Why not start right away with your first goal?

What is Financial Freedom?

I’m sure that if you search the web you’ll find lots on this topic with everyone having their own specific definition of what Financial Freedom is. The basic meaning however will always be the same.

Financial Freedom is when you have enough money to live without needing to actively work each day. (There will always be some level of work in order to manage your finances and investments).

Imagine quitting your job and having enough money to live for the rest of your live! Did you read about how to measure your wealth? Well financial freedom is the ultimate goal.

 

A new way to measure your wealth

mansionMost people measure their wealth by looking at the value of their house and cars and other things they have. They see value and wealth in their “stuff”. Of course, you can include the value of your pension fund and other investments you have. This is definitely a valid way to measure your wealth (provided of course that the assets you’re taking into account are actually paid off), but I’d like to propose a new way to measure and track your wealth.

It all comes down to one simple question. How many months could you survive without a job? Another way to look at it is to remember that you could be retrenched or fired very easily – whenever your current employer decides that they no longer need you. How long can you survive without any income?

How to calculate this?

Firstly, you need to know what you monthly living expenses are. For this you need a budget. You can manipulate your budget a little as not having a job would definitely cause you to priorities your spending and you would almost certainly immediately stop all frivolous spending. Don’t forget about your debts as you would still need to be paying these! So know how much you need each month to service debts and survive?

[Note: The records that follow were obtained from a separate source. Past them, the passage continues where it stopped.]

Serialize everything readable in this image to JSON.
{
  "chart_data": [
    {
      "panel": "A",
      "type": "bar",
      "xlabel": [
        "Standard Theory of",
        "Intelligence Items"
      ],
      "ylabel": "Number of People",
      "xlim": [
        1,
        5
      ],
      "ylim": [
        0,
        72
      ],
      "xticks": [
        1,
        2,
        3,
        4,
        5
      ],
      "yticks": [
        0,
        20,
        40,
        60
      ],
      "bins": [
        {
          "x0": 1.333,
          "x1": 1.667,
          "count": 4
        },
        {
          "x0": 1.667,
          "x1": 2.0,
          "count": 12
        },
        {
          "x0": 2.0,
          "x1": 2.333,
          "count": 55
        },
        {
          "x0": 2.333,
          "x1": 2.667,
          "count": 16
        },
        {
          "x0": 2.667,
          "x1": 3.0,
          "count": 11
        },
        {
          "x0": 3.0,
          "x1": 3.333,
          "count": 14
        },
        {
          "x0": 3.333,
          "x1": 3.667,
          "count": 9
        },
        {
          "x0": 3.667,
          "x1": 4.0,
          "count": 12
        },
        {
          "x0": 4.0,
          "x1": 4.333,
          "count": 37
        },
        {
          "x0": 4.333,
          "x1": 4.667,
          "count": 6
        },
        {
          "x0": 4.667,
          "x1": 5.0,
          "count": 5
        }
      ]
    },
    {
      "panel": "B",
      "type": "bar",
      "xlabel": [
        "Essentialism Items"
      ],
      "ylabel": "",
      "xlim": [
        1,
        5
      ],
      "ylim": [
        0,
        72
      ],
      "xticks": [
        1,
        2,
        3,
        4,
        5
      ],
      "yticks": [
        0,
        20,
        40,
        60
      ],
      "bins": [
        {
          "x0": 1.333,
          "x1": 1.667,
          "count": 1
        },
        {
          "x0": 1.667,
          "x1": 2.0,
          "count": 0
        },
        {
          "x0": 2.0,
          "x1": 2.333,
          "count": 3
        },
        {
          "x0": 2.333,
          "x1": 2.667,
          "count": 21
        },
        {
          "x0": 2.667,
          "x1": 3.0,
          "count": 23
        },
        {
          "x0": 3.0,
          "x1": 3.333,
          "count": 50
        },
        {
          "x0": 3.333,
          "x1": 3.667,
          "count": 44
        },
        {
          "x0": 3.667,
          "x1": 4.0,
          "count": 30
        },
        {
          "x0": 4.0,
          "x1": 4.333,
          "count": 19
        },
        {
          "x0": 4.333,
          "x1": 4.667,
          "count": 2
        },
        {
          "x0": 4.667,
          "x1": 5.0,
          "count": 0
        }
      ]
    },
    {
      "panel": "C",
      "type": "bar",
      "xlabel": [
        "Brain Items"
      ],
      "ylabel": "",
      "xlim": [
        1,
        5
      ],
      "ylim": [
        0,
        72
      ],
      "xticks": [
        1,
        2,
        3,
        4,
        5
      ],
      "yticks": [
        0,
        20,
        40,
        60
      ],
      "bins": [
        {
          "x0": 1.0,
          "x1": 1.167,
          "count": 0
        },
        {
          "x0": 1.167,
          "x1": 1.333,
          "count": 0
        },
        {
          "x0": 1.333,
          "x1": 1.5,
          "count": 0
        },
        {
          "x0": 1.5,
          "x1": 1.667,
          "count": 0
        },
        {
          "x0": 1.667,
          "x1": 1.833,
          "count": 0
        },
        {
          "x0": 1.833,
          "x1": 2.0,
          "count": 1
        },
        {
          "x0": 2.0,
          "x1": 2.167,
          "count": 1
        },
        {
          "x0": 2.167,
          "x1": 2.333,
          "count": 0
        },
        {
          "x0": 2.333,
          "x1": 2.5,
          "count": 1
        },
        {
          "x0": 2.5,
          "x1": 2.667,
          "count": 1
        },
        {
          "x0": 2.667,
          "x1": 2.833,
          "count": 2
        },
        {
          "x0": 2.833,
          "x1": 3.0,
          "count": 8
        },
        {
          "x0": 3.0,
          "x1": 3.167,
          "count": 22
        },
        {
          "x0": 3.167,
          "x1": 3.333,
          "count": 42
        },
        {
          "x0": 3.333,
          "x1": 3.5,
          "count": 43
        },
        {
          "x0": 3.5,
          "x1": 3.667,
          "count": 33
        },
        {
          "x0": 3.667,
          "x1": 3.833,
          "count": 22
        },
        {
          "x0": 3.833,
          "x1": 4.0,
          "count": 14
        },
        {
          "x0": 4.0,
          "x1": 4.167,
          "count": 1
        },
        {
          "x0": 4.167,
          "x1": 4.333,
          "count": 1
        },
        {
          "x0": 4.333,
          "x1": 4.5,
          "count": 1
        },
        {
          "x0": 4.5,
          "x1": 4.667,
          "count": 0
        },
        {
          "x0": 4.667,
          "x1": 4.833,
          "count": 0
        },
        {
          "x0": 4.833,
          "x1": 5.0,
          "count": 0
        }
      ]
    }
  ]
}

Then, how much money do you have available? Think of any savings you have, or money that you could access. Only take into account money that is actually your own. By this I mean that you could possibly access a lot of money from your home-loan, or you could take a personal loan; but that is simply debt. How much money do you have that is your money and that you can access now? Some retirement and pension funds have rules about what age you can access the money at, so think about your situation right now. Don’t forget any other income you may have that would not be affected, such as rental, commission, royalties, etc (At this point we’re not looking at selling assets in order to survive, rather just look at cash and investments)

 

This excise could help you to relieve some stress if you see that you would actually survive many months without your income, but at the same time this could highlight to you if your finances are in a terrible state. Perhaps you won’t be able to survive even just one month.

When you lose your income, it doesn’t really matter what house you live in, what car you drive or how many diamond rings you have. These things can’t find you food on a day-to-day basis. Having lots of debt makes the situation worse and you could really end up in an awful situation!

The results:

Whatever stage you may be at, set yourself a goal to improve your situation.

0 months  –  This should be a HUGE WARNING sign to you to take charge of your financial situation immediately!

1 – 3 months – You are not in a great situation, but there is a little leeway should something happen regarding your income. Your situation is definitely not good.

4 – 6 months – You are probably better off than most people but don’t feel too comfortable here as things are still not great. You would most probably survive a job loss as you have some time to find a new job, but it would be a stressful situation!

6 – 12 months – If you are in this bracket then you should feel some relief that you could survive some tough financial circumstances. You are in a good position but don’t think about early retirement or that year of travel yet.

More than 12 months – well done, you are on your way to financial freedom! Don’t forget to keep checking your situation regularly and set goals towards the ultimate goal of Financial Freedom.